- Born: April 1, 1882 Mono Township, Ontario
- Died: October 18, 1951 (aged 69) Toronto, Ontario
- Education: Osgoode Hall
- Occupations: Lawyer, writer
- Writing career
- Pen name: Patrick Slater
- Notable work: The Yellow Briar

= John Wendell Mitchell =

Canadian author

John Wendell Mitchell (April 1, 1882 – October 18, 1951) was a Canadian writer, best known for his work The Yellow Briar: A Story of the Irish on the Canadian Countryside.

==Early life==
Mitchell was born in 1882, in Mono Township, Ontario, in what is now part of the Town of Mono. The area is occasionally figuratively referred to as the Caledon Hills, a reference to nearby Caledon Township, Ontario, now Caledon, Ontario. He lived on his grandfather's farm in Mono until 1894 when he moved with his mother to Toronto.
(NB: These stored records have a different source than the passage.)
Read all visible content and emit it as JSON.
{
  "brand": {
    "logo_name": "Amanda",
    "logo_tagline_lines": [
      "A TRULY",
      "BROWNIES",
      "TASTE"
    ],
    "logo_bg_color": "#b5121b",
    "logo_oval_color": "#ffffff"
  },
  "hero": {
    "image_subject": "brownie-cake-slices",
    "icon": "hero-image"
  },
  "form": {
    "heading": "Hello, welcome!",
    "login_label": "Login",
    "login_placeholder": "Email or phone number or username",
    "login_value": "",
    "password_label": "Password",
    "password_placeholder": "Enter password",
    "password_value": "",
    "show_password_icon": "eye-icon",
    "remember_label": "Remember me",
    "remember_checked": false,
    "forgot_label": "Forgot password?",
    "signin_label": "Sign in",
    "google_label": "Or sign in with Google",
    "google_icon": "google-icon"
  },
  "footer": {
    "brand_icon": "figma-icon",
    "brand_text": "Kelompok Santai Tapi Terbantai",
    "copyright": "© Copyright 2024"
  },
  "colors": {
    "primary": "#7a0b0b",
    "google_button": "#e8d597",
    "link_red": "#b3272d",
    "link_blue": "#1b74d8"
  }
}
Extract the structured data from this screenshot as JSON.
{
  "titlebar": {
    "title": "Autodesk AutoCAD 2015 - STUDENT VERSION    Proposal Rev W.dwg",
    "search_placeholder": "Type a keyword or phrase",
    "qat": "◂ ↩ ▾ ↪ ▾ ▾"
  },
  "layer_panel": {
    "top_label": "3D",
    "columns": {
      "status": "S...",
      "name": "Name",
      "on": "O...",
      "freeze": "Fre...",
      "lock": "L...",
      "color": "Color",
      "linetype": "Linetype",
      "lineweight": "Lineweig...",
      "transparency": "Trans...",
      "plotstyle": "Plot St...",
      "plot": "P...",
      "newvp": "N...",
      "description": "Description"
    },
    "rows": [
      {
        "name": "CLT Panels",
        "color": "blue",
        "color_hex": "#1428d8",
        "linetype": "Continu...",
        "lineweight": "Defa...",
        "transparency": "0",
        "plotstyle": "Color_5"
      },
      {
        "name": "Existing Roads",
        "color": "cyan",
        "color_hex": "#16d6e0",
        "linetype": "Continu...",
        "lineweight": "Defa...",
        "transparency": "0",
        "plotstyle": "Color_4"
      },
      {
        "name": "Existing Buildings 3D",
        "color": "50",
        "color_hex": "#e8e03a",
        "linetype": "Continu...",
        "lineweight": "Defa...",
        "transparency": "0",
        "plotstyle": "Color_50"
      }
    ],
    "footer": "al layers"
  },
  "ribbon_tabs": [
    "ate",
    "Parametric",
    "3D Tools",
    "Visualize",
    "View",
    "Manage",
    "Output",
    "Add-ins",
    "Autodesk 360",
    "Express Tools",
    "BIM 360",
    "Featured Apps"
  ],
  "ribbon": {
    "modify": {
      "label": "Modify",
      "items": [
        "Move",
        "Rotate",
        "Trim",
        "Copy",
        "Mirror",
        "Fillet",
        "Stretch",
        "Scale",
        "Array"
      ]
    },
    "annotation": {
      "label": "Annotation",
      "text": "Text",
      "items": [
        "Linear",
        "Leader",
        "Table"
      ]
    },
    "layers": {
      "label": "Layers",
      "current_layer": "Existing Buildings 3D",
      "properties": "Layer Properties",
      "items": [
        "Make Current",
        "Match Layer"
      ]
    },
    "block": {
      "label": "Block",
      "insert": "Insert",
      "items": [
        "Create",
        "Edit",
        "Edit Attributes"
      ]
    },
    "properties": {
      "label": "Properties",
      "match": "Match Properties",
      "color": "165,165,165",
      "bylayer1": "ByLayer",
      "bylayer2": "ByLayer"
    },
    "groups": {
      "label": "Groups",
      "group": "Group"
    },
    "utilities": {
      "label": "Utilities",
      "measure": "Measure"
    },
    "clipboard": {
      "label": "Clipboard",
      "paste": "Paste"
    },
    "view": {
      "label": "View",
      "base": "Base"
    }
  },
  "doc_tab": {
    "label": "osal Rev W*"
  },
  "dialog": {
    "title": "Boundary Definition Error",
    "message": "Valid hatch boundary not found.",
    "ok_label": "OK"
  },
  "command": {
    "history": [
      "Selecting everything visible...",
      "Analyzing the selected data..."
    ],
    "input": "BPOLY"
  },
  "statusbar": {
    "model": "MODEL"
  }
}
He studied at Victoria College, before enrolling in Osgoode Hall Law School in 1902. He was called to the bar in 1907. He went on to practice law in Toronto for 28 years.

==Writing career and The Yellow Briar deception==
Mitchell's first published work was The Kingdom of America (1930), an essay about Canada. In 1933 he published his first novel The Yellow Briar under the pen name Patrick Slater, about the experience of a poor Irish immigrant in Ontario. When it was originally published it was presented as an autobiography by the publisher. It was very popular, it was reprinted four times in 1934, eventually selling 10,000 copies at the height of the Great Depression. Even through it was eventually revealed, by The Globe, that Patrick Slater was a hoax and the work was entirely fictional it did not seem to effect the sales of the book.

Mitchell would go on to write two other novels The Water-Drinker (1937) and Robert Harding (1938), but was never able to match the success he had with The Yellow Briar. The Yellow Briar was republished in 1970 by Macmillan Publishers, and again in 1990 by Dundurn Press, and it is currently in print.

==Works==
- The Kingdom Of America, The Canadian Creed, (1930)
- The Yellow Briar, (1933) [written as: Patrick Slater]
- The Water-Drinker, (1937) [written as: Patrick Slater]
- Robert Harding, (1938) [written as: Patrick Slater]
- The Settlement Of York County, (1952)

Source:

==Fraud and disbarment==
In 1935, Mitchell confessed to police that he had fallen into debt and used his clients' money to rescue himself, in the amount of $20,000. He made a public confession and insisted that he be charged. He was given a sentence of six months and served it at Langstaff jail farm, he was also disbarred. As a consequence printings of The Yellow Briar were discontinued.

==Death==
Mitchell died in Toronto in poverty and relative obscurity. When his financial situation became public, after his death, a fund was set up to cover the cost of his grave marker. His last book, The Settlement Of York County was published posthumously.